Here are some highlights of Alexandria's proposed stormwater management ordinance:

  • No one is allowed to deposit grass clippings, leaves or other vegetative materials (with the exception of normal moving or weed control) within natural or manmade watercourses, wetlands or wetland buffer areas.
  • Along those same lines, no one is allowed to throw any type of garbage in a street, alley, sidewalk, storm drain, inlet, catch basin, place of business or any private or public plot of land in Alexandria if the item might become a pollutant.
  • Anyone applying for a permit that disturbs more than a half-acre of land must submit a stormwater management plan to the city. All plans must be consistent with National Pollution Discharge Elimination Permit requirements, the Douglas County Soil and Water Conservation District or other regulatory bodies.
  • Drawings or maps must be submitted for small and large site construction projects. Many other details must be spelled out, including the property boundaries, how water will drain, areas with steep slopes, the location of erosion/sediment devices, bluff areas, agricultural land preservation areas and more.

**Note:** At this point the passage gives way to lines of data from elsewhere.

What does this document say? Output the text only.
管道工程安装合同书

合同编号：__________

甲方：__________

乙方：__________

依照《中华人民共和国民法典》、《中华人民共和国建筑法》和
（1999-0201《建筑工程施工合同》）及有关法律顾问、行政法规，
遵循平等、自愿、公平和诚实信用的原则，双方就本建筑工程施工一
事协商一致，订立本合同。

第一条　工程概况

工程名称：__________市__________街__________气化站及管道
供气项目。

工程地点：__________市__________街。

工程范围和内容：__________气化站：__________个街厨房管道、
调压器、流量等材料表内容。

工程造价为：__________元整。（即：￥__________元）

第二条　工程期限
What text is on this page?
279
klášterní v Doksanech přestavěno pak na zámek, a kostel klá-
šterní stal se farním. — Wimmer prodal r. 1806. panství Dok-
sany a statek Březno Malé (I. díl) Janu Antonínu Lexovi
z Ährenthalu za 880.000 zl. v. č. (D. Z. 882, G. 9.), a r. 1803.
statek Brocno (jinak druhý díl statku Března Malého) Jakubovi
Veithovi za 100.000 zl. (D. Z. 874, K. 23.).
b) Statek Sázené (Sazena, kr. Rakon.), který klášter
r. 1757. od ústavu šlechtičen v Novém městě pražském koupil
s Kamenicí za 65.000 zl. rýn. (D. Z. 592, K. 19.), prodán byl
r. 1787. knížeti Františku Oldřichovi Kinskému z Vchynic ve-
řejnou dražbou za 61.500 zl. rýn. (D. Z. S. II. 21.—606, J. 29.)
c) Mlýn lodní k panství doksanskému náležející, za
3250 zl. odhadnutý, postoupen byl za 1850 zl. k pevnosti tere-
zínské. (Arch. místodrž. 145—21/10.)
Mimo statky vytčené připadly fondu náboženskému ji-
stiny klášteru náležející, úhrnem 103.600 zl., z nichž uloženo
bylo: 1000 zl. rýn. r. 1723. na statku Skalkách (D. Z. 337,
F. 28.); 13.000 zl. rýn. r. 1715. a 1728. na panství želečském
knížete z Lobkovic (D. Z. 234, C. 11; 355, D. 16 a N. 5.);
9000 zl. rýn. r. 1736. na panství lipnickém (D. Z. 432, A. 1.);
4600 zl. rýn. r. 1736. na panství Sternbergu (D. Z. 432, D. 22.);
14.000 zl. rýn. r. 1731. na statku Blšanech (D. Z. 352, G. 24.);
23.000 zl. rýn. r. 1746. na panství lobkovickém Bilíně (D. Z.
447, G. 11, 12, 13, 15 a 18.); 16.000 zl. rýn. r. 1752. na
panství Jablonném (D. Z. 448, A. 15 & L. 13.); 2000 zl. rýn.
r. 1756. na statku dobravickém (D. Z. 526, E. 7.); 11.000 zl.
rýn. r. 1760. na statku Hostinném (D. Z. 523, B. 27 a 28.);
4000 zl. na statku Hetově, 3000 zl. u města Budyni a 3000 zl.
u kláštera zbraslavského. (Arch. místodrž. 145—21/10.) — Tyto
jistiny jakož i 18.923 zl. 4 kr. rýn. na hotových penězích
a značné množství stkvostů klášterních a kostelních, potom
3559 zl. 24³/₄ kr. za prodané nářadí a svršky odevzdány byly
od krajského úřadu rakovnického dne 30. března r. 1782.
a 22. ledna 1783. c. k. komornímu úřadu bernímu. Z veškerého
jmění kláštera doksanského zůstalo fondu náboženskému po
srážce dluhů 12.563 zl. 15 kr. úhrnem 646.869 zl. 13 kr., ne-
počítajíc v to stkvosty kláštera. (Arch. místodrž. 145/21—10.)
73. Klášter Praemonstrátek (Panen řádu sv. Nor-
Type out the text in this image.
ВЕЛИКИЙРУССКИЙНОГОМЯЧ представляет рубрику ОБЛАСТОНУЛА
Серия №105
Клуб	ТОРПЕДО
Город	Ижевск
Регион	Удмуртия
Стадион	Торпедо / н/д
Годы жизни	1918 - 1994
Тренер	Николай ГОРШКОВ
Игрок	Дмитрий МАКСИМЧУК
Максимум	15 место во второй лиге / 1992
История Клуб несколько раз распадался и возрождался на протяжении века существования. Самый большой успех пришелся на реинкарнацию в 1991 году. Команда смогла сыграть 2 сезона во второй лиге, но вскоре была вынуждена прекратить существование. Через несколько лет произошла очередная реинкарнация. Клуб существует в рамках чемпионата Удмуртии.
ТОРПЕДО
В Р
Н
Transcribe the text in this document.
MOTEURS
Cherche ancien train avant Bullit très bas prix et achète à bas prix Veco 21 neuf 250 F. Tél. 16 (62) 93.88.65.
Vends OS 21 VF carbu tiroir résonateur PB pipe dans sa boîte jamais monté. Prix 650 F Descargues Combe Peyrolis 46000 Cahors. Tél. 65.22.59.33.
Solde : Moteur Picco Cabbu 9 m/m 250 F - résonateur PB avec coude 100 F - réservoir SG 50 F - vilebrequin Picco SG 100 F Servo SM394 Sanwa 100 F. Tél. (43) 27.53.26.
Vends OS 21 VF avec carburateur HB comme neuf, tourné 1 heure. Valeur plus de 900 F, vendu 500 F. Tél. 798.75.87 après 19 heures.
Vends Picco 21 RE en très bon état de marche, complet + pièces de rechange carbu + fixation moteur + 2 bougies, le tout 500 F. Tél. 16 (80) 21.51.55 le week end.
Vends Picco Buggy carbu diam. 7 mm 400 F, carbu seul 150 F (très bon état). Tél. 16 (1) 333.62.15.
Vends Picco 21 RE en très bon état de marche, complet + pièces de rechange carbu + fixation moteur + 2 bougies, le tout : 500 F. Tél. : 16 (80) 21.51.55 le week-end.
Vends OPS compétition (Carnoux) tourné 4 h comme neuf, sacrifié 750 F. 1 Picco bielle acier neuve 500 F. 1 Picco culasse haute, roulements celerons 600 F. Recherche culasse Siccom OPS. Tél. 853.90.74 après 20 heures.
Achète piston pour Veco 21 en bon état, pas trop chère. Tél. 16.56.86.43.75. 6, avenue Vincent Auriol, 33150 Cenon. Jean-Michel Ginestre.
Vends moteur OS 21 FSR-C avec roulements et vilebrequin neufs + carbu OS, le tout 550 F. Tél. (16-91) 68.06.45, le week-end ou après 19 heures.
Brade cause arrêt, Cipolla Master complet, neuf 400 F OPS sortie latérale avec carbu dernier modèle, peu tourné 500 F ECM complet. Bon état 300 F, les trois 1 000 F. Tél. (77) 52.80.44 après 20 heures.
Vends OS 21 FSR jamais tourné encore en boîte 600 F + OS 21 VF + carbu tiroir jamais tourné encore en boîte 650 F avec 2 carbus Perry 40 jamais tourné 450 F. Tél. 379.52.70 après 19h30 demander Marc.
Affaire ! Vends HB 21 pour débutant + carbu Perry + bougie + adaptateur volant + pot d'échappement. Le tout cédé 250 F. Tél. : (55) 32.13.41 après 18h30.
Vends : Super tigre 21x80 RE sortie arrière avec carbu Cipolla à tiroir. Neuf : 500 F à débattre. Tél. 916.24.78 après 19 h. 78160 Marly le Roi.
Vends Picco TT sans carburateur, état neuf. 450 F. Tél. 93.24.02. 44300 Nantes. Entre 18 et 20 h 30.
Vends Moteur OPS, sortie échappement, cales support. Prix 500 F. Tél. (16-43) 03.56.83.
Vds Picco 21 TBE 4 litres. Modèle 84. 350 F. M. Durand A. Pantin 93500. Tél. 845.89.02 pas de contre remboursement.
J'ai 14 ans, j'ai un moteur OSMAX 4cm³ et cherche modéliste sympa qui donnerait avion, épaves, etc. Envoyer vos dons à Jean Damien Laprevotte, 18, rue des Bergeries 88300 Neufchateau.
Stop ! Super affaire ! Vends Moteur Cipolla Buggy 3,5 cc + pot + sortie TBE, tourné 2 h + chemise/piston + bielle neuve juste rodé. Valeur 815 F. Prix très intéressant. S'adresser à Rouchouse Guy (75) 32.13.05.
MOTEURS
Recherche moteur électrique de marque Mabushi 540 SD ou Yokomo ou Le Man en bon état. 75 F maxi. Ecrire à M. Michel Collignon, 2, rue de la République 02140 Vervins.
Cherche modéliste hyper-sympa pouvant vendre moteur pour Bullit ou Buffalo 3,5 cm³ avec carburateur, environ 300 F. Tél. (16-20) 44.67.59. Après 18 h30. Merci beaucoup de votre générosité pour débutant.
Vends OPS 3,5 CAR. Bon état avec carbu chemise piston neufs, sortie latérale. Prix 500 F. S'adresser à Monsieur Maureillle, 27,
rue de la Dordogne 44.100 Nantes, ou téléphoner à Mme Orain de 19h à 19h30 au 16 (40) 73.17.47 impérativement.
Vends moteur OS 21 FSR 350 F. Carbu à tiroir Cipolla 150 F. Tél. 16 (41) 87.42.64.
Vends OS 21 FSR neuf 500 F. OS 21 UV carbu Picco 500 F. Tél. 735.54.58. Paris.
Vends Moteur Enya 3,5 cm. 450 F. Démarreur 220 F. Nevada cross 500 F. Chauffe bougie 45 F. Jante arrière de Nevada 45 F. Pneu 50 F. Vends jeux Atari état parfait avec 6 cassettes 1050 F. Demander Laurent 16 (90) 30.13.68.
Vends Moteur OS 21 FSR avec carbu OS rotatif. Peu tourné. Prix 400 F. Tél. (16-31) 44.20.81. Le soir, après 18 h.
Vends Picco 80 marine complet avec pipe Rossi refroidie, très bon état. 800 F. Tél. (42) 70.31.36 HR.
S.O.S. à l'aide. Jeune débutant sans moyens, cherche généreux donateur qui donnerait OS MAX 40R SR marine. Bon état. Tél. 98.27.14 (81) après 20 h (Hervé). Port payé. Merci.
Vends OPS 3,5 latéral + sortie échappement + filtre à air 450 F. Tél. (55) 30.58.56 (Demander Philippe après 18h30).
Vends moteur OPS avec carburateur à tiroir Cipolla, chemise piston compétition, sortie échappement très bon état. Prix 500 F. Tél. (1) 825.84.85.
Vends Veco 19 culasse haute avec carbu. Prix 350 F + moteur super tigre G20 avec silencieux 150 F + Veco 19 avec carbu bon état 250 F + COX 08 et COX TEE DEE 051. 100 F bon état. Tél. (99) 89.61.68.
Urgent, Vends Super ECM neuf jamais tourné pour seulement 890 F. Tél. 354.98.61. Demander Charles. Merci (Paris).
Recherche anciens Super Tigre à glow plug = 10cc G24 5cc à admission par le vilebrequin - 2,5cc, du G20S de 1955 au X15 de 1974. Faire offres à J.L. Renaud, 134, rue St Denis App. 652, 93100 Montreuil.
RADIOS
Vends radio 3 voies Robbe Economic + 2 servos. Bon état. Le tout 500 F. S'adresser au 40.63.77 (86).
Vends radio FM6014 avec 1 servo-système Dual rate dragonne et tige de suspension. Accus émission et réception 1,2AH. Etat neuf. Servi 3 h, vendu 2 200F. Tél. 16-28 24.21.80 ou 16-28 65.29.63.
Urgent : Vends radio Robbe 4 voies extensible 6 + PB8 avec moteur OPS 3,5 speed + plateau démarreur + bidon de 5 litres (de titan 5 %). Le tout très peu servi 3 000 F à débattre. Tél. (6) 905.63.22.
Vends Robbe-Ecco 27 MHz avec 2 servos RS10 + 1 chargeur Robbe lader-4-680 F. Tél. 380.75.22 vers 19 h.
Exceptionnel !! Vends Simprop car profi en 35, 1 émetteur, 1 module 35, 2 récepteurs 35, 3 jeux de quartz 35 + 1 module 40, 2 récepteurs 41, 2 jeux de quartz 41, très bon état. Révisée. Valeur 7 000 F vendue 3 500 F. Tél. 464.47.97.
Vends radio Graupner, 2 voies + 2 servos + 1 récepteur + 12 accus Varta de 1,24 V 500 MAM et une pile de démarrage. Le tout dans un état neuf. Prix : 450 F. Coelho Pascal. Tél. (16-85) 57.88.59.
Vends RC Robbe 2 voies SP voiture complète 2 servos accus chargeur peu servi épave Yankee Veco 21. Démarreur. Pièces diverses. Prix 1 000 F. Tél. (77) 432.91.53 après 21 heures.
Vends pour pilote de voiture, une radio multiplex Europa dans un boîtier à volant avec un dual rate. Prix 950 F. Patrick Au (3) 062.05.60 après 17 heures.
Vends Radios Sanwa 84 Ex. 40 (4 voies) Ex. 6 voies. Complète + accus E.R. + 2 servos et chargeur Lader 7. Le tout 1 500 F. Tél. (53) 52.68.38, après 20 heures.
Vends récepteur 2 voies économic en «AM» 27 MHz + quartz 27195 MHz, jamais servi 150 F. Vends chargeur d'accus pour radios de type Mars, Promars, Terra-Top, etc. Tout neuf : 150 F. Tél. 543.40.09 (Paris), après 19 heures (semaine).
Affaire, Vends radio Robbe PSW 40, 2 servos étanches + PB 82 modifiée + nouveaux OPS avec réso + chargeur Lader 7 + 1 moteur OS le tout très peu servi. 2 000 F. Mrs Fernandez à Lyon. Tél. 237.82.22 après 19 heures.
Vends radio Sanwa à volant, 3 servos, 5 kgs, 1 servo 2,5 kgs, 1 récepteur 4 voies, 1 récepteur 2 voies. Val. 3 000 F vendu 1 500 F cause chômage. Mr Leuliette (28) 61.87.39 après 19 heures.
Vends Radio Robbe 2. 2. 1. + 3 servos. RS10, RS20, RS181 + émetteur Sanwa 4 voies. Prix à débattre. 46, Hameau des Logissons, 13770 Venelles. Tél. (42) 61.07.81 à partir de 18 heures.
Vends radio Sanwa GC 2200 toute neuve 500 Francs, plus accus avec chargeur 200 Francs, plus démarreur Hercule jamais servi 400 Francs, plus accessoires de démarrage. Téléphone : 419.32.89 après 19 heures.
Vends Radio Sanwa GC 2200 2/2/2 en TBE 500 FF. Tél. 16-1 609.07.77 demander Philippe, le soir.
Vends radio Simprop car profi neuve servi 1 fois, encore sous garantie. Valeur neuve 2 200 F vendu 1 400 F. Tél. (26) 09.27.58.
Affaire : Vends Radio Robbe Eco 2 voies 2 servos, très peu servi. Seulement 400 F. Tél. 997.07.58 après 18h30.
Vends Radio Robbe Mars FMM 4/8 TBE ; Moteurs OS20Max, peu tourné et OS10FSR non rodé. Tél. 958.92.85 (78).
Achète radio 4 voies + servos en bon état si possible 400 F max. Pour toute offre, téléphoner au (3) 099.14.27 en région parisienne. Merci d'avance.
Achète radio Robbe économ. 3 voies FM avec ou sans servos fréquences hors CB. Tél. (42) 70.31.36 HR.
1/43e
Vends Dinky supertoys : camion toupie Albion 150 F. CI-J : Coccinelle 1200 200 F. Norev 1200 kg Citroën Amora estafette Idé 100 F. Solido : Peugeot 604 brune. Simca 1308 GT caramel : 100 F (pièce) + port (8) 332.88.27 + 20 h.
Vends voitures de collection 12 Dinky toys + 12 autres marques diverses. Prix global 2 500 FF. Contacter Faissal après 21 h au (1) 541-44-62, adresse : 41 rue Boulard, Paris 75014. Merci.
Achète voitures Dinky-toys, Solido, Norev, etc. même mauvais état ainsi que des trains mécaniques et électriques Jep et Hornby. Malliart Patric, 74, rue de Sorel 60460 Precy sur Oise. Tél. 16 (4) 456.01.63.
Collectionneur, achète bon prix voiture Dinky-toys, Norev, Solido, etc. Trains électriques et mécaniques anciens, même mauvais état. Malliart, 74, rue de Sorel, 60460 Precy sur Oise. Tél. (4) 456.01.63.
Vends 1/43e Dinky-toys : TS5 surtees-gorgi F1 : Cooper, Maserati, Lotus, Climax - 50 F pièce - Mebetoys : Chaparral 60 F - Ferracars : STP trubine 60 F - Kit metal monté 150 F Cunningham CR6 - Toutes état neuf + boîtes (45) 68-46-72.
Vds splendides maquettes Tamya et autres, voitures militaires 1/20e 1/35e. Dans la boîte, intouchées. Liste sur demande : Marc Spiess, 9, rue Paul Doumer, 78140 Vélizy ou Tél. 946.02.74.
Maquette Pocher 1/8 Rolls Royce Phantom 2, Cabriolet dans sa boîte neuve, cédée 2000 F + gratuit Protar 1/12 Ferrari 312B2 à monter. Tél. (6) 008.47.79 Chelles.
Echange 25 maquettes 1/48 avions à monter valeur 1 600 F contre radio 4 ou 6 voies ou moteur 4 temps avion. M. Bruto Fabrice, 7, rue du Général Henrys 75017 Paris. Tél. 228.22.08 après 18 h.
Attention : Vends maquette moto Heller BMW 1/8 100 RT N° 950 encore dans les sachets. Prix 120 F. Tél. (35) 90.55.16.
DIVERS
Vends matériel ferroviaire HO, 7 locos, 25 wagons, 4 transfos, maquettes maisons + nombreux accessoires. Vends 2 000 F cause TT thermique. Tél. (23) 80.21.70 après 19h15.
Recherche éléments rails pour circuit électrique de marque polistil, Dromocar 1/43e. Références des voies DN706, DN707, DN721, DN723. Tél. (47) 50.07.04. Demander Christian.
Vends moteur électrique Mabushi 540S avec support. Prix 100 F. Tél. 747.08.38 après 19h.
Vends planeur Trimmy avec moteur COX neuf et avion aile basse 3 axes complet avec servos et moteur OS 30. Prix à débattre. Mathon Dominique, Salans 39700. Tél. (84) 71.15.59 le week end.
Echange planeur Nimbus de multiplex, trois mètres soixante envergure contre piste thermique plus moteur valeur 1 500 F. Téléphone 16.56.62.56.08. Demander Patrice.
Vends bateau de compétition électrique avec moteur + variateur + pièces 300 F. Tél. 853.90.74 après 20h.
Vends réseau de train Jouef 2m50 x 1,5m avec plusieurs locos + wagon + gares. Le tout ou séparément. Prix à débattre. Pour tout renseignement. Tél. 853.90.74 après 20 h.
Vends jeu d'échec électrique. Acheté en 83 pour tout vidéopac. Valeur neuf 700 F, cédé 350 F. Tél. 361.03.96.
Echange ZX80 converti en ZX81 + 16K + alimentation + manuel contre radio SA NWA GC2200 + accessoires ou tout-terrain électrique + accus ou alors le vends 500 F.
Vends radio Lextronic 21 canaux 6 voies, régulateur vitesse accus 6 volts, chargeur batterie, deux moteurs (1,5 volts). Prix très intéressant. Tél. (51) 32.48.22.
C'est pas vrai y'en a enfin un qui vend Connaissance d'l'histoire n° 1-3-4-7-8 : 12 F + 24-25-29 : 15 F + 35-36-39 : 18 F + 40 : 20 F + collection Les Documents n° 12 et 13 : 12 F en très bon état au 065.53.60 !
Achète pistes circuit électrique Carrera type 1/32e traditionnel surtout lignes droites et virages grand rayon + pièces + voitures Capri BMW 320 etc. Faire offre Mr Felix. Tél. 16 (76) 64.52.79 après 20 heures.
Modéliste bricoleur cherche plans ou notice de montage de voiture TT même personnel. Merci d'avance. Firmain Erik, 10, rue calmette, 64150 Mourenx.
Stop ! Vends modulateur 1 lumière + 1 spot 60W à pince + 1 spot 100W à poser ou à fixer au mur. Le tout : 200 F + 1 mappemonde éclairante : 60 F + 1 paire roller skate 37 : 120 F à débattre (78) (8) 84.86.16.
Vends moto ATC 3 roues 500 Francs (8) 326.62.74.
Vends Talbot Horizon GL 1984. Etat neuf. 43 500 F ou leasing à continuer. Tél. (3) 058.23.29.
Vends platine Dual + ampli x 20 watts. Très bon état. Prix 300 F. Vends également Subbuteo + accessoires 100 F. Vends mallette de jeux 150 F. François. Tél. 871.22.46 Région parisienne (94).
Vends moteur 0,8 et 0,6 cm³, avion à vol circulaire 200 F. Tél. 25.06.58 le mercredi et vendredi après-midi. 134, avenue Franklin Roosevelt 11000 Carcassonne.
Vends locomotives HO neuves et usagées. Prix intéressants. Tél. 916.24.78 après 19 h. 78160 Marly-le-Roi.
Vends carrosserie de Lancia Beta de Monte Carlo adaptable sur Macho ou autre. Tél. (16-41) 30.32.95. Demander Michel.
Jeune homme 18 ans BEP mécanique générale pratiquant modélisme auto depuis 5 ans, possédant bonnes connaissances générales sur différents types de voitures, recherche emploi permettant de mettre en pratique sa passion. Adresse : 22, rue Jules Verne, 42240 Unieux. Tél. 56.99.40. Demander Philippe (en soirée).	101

  • The city will conduct inspections of stormwater management areas on a regular basis to make sure the plan is being maintained. The city has the authority to issue construction stop orders if the landowner isn't complying.
  • If a project is causing erosion off site, the applicant must immediately develop a clean-up and restoration plan, obtain right-of-way entry from the adjoining property owner and start the clean-up within 48 hours of getting permission.
  • If any eroded soil enters streets, wetlands or other water bodies, the cleanup and repair must be immediate. The applicant must provide traffic control and flagging to alert drivers of the clean-up work.
  • Residential, non-residential or other structures must be elevated on fill so that the basement, or first floor if there is no basement, is one foot above the regulatory flood protection elevation. For areas outside of a floodplain, the lowest floor of a structure must be three feet above the highest known water level.
  • A plan review by the city is required for any project that is within the 100-year floodplain or upland flood storage area.
  • Stormwater treatment must be designed to remove 90 percent of total suspended solids on an average annual basis. This requirement is expected to result in removing 40 to 60 percent of the total phosphorous.
  • For all development that changes land use or requires platting, a minimum 10-foot buffer of native vegetation is required around wetlands.
  • Pool owners should allow the water to sit seven days after treatment before discharging to allow chlorine to evaporate.
  • All motor vehicle parking lots should be swept at least twice a year to remove debris, which must be collected and disposed of properly.
  • Fuel, chemical residues and other potentially harmful materials such as animal waste, garbage or batteries, that are in areas susceptible to runoff must be removed as soon as possible and properly disposed.

This is only a sample of some of the items in the new code. A complete copy is available at Alexandria City Hall.